El sábado pasado fue mi cumpleaños. Había planeado una pequeña reunión con unos diez amigos en mi casa. Alrededor de las 2 PM, Djamel me llama:
- Feliz cumpleaños, mi pequeña zorra. Espero que no estés planeando nada para esta noche, porque tengo una fiesta sorpresa preparada para ti. Ven a mi casa a las 8.
Por supuesto, no podía decir que no. Le pertenezco. Así que inventé una excusa falsa para cancelar mis planes de la noche. Le dije a todos que estaba enferma para estar libre sin levantar sospechas.
Justo a las 8, toco el timbre de Djamel. Oigo música, risas, voces detrás de la puerta. Abre un chico, un joven árabe, de estilo callejero, seguro de sí mismo y masculino. Lo primero que dice:
- ¿Eres la zorra que celebramos esta noche?

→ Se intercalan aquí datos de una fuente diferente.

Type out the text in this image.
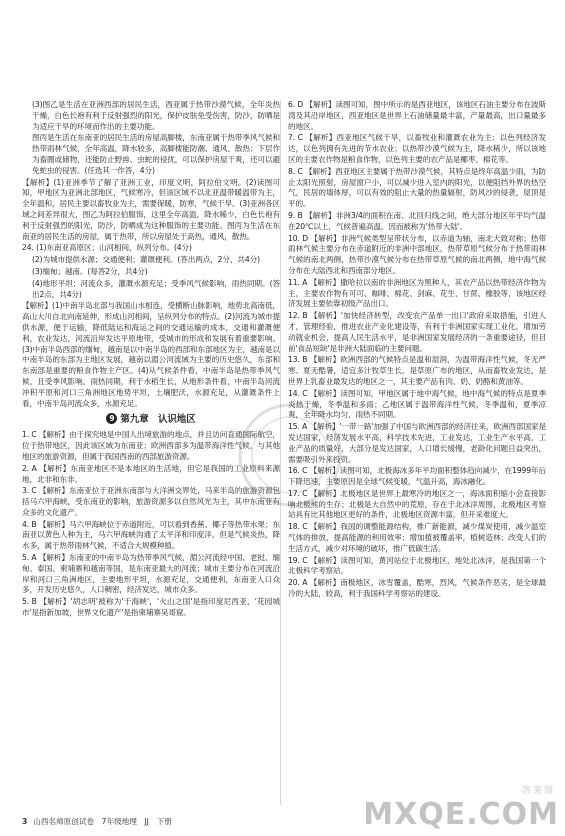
(3)图乙是生活在亚洲西部的居民生活，西亚属于热带沙漠气候，全年炎热干燥，白色长袍有利于反射强烈的阳光，保护皮肤免受伤害，防沙，防晒是为适应干旱的环境而作出的主要功能。

图丙是生活在东南亚的居民生活的房屋高脚楼，东南亚属于热带季风气候和热带雨林气候，全年高温，降水较多，高脚楼能防潮、通风、散热；下层作为畜圈或储物，还能防止野兽、虫蛇的侵扰，可以保护房屋干爽，还可以避免蛇虫的侵害。(任选其一作答，4分)

【解析】(1)亚洲季节了解了亚洲工业，印度文明，阿拉伯文明。(2)读图可知，甲地区为亚洲北部地区，气候寒冷，但该区域不以北亚温带暖温带为主，全年温和，居民主要以畜牧业为主，需要保暖，防寒，气候干旱。(3)亚洲各区域之间差异很大，图乙为阿拉伯服饰，这里全年高温，降水稀少，白色长袍有利于反射强烈的阳光，防沙，防晒成为这种服饰的主要功能。图丙为生活在东南亚的居民生活的房屋，属于热带，所以房屋处于高热，通风，散热。

24. (1)东南亚高原区；山河相间，纵列分布。(4分)

(2)为城市提供水源；交通便利；灌溉便利。(答出两点，2分，共4分)

(3)缅甸；越南。(每答2分，共4分)

(4)地形平坦；河流众多，灌溉水源充足；受季风气候影响，雨热同期。(答出2点，共4分)

【解析】(1)中南半岛北部与我国山水相连，受横断山脉影响，地势北高南低，高山大川自北向南延伸，形成山河相间，呈纵列分布的特点。(2)河流为城市提供水源，便于运输，降低陆运和海运之间的交通运输的成本，交通和灌溉便利，农业发达，河流沿岸发达平原地带，受城市的形成和发展有着重要影响。(3)中南半岛西部的缅甸，越南是以中南半岛的西部和东部地区为主，越南是以中南半岛的东部为主地区发展，越南以湄公河流域为主要的历史悠久，东部和东南部是重要的粮食作物主产区。(4)从气候条件看，中南半岛是热带季风气候，且受季风影响，雨热同期，利于水稻生长，从地形条件看，中南半岛河流冲积平原和河口三角洲地区地势平坦，土壤肥沃，水源充足，从灌溉条件上看，中南半岛河流众多，水源充足。

9 第九章　认识地区

1. C 【解析】由于探究地是中国人出境旅游的地点，并且访问直通国际航空，位于热带地区，因此该区域为东南亚；欧洲西部多为温带海洋性气候，与其他地区的旅游资源，但属于我国西南的西部旅游资源。

2. A 【解析】东南亚地区不是本地区的生活地，但它是我国的工业原料来源地，北非和东非。

3. C 【解析】东南亚位于亚洲东南部与大洋洲交界处，马来半岛的旅游资源包括马六甲海峡，受东南亚的影响，旅游资源多以自然风光为主，其中东南亚有众多的文化遗产。

4. B 【解析】马六甲海峡位于赤道附近，可以看到香蕉、椰子等热带水果；东南亚以黄色人种为主，马六甲海峡沟通了太平洋和印度洋，但是气候炎热，降水多，属于热带雨林气候，不适合大规模种植。

5. A 【解析】东南亚的中南半岛为热带季风气候，湄公河流经中国、老挝、缅甸、泰国、柬埔寨和越南等国，是东南亚最大的河流；城市主要分布在河流沿岸和河口三角洲地区，主要地形平坦，水源充足，交通便利，东南亚人口众多，开发历史悠久，人口稠密，经济发达，城市众多。

5. B 【解析】'胡志明'被称为'干海峡'，'火山之国'是指印度尼西亚，'花园城市'是指新加坡，世界文化遗产'是指柬埔寨吴哥窟。

6. D 【解析】读图可知，图中所示的是西亚地区，该地区石油主要分布在波斯湾及其沿岸地区，西亚地区是世界上石油储量最丰富，产量最高，出口量最多的地区。

7. C 【解析】西亚地区气候干旱，以畜牧业和灌溉农业为主；以色列经济发达，以色列拥有先进的节水农业；以热带沙漠气候为主，降水稀少，所以该地区的主要农作物是粮食作物，以色列主要的农产品是椰枣、棉花等。

8. C 【解析】西亚地区主要属于热带沙漠气候，其特点是终年高温少雨，为防止太阳光照射，房屋窗户小，可以减少进入室内的阳光，以便阻挡外界的热空气，民居的墙体厚，可以有效的阻止大量的热量辐射，防风沙的侵袭，屋顶是平的。

9. B 【解析】非洲3/4的面积在南、北回归线之间，绝大部分地区年平均气温在20℃以上，气候普遍高温，因而被称为'热带大陆'。

10. D 【解析】非洲气候类型呈带状分布，以赤道为轴，南北大致对称；热带雨林气候主要分布在赤道附近的非洲中部地区，热带草原气候分布于热带雨林气候的南北两侧，热带沙漠气候分布在热带草原气候的南北两侧，地中海气候分布在大陆西北和西南部分地区。

11. A 【解析】撒哈拉以南的非洲地区为黑种人，其农产品以热带经济作物为主，主要农作物有可可、咖啡、棉花、剑麻、花生、甘蔗、橡胶等，该地区经济发展主要依靠初级产品出口。

12. B 【解析】'加快经济转型，改变农产品单一出口'政府采取措施，引进人才，管理经验，推进农业产业化建设等，有利于非洲国家实现工业化，增加劳动就业机会，提高人民生活水平，是非洲国家发展经济的一条重要途径，但目前'食品短缺'是非洲大陆面临的主要问题。

13. B 【解析】欧洲西部的气候特点是温和湿润，为温带海洋性气候，冬无严寒、夏无酷暑，适宜多汁牧草生长，是草原广布的地区，从而畜牧业发达，是世界上乳畜业最发达的地区之一，其主要产品有肉、奶、奶酪和黄油等。

14. C 【解析】读图可知，甲地区属于地中海气候，地中海气候的特点是夏季炎热干燥，冬季温和多雨；乙地区属于温带海洋性气候，冬季温和，夏季凉爽，全年降水均匀，雨热不同期。

15. A 【解析】'一带一路'加强了中国与欧洲西部的经济往来，欧洲西部国家是发达国家，经济发展水平高，科学技术先进，工业发达，工业生产水平高，工业产品的质量好，大部分是发达国家，人口增长缓慢，老龄化问题日益突出，需要吸引外来投资。

16. C 【解析】读图可知，北极海冰多年平均面积整体趋向减少，在1999年后下降迅速，主要原因是全球气候变暖，气温升高，海冰融化。

17. C 【解析】北极地区是世界上最寒冷的地区之一，海冰面积缩小会直接影响北极熊的生存；北极是大自然中的荒原，存在于北冰洋周围，北极地区考察站具有比其他地区更好的条件，北极地区资源丰富，但开采难度大。

18. C 【解析】我国的调整能源结构，推广新能源，减少煤炭使用，减少温室气体的排放，提高能源的利用效率；增加植被覆盖率，植树造林；改变人们的生活方式，减少对环境的破坏，推广低碳生活。

19. C 【解析】读图可知，黄河站位于北极地区，地处北冰洋，是我国第一个北极科学考察站。

20. A 【解析】南极地区，冰雪覆盖，酷寒，烈风，气候条件恶劣，是全球最冷的大陆，较高，利于我国科学考察站的建设。

3 山西名师原创试卷　7年级地理　JJ　下册
答案圈
MXQE.COM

La forma en que me habla hace que se me ponga dura al instante. Ni siquiera tengo tiempo de contestar: me coge del brazo y me lleva al salón.
Cinco hombres, árabes de entre 20 y 40 años, están tumbados en los sofás. Soda, humo y bromas por doquier. El ambiente es crudo, masculino, ardiente. Djamel me mira fijamente y me dice:
- ¡Feliz cumpleaños, mi zorra! Como te gustan las pollas árabes, he invitado a unos colegas. Esta noche, tú eres el regalo.
Me da una soda y me dice que me ponga cómodo. Me siento, charlo un poco, pero siento sus ojos devorándome. Un par de ellos empiezan a frotarse la polla a través del chándal. Soy como una perra en celo, ya estoy chorreando. Djamel lo ve en mis ojos y se ríe:
- Vamos, disfruta, putita. Todas estas pollas duras y llenas de semen están esperando en tus agujeros.
Me arrodillo sin dudarlo. Empiezo a chupar una polla, luego otra... En pocos minutos estoy rodeada de cinco pollas duras como piedras. El paraíso. Un dedo se desliza en mi culo, luego otro, sin previo aviso.
- Joder, ese agujero está bien suelto, dice un tío.
- No te preocupes, ella puede soportarlo. Le encanta. Métesela hasta el fondo, te pedirá más, responde Djamel.
Entonces... fuegos artificiales. Uno tras otro, me follaron como la pequeña zorra que soy. Tres horas seguidas. Mi boca nunca estaba vacía, siempre había una polla que chupar mientras otra follaba mi agujero.
Djamel había establecido una regla: cada tío tenía que correrse en mi boca, y yo tenía que tragármelo todo. Cada corrida era mi tarta de cumpleaños. Y yo, como una buena zorra, me lo tragaba todo, lamiendo sus pollas una a una.
Cuando terminó, estaba agotada. Mi culo dolorido, pero mi corazón lleno. Gozaba como nunca.
Gracias, Maestro Djamel. Ese fue el cumpleaños de mis sueños.